Make sure furniture is the right size for the room, and don’t clutter a room with too much furniture. Furniture that’s too big will make a room look small, while too little or too small furniture can make a space feel cold. You don’t have to pay a lot of money to switch out your existing furniture and you may even be able to rent it, but the furniture should look nice, new, expensive and inviting. You’ll also want to arrange the furniture in a way that makes each room feel spacious yet homey. In the living room, for example, seating should be set up in a way that creates a gathering area around the fireplace.
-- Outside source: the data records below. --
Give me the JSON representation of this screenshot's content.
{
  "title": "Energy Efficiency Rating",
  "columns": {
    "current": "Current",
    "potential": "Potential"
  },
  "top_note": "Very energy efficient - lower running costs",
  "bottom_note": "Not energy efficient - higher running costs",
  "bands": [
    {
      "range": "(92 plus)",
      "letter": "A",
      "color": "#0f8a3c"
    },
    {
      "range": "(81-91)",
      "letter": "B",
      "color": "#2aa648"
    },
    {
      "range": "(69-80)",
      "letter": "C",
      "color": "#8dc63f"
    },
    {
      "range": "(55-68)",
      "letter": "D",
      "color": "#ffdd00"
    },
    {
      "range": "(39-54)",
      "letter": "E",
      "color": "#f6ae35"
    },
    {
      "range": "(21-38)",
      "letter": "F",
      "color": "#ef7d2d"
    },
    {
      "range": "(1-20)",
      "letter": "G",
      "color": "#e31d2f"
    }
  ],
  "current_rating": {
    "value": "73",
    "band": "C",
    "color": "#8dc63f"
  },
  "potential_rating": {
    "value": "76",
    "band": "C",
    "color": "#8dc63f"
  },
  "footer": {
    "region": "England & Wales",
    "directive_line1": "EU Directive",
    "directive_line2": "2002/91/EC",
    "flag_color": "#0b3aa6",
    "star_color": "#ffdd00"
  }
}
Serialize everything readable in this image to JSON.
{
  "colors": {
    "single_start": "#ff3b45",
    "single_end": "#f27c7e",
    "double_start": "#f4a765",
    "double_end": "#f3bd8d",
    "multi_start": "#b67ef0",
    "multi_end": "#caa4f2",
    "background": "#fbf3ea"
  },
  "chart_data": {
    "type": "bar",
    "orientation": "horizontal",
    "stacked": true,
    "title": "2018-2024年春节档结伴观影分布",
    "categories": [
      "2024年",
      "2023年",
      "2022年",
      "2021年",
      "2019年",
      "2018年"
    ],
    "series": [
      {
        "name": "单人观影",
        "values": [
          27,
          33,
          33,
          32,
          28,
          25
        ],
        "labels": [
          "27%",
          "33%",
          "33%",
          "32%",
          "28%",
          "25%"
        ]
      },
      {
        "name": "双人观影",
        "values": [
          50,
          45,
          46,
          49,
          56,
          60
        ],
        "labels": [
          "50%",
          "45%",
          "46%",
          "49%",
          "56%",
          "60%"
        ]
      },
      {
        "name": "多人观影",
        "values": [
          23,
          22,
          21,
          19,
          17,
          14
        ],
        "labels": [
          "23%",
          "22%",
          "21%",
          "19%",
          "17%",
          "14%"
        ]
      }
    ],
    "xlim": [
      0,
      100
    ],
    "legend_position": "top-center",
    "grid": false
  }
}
Cracks in the walls or ceiling are a red flag to buyers as they may indicate foundation problems. If your home does have foundation problems, you will need to either fix them or alert potential buyers to the problem. That said, a fix would be better in terms of getting the home sold. If the foundation only looks bad, but has been deemed sound by an inspector, repair the cracks so you don’t scare off buyers for no good reason.
Your home’s exterior will be the first impression buyers get and may even determine their interest in viewing the inside. Make sure your lawn, hedges, trees and other plants are well-maintained and neatly pruned and eliminate any weeds. To brighten windows, wash them well, and consider adding flower boxes to brighten them up further. If you can, power wash your home’s exterior – it can make it look almost freshly painted but with less effort and expense. Make sure the pavement leading up to the house is clear and clean, and purchase new doormats for the front and back doors. If you have a pool, showcase it by making sure it’s crystal clear. Creating some sort of outdoor living space in the back garden, such as a deck or patio with outdoor furniture, is another way to use the exterior of your home to its greatest advantage.
Just before any open house or showing, make sure that your staging efforts go the full mile with a few last-minute touches that will make the home seem warm and inviting. These include fresh flowers, letting fresh air into the house for at least ten minutes beforehand so it isn’t stuffy, adding a pleasant scent as discussed earlier, and putting new, plush, nicely folded towels in the bathrooms.
Even if you have plenty of cash, don’t put too much money into the staging process. You want to emphasize the home’s best features, but keep in mind that what sells the home and what will make the home usable for the buyer are not necessarily the same thing. Overall, your home staging efforts should be designed to appeal to the widest possible range of buyers. The more people willing to submit purchase offers for your home, the higher the selling price will be. Once you’ve sold your home for the maximum value, you’ll want to make sure you don’t undo your resale efforts by overpaying on your new home.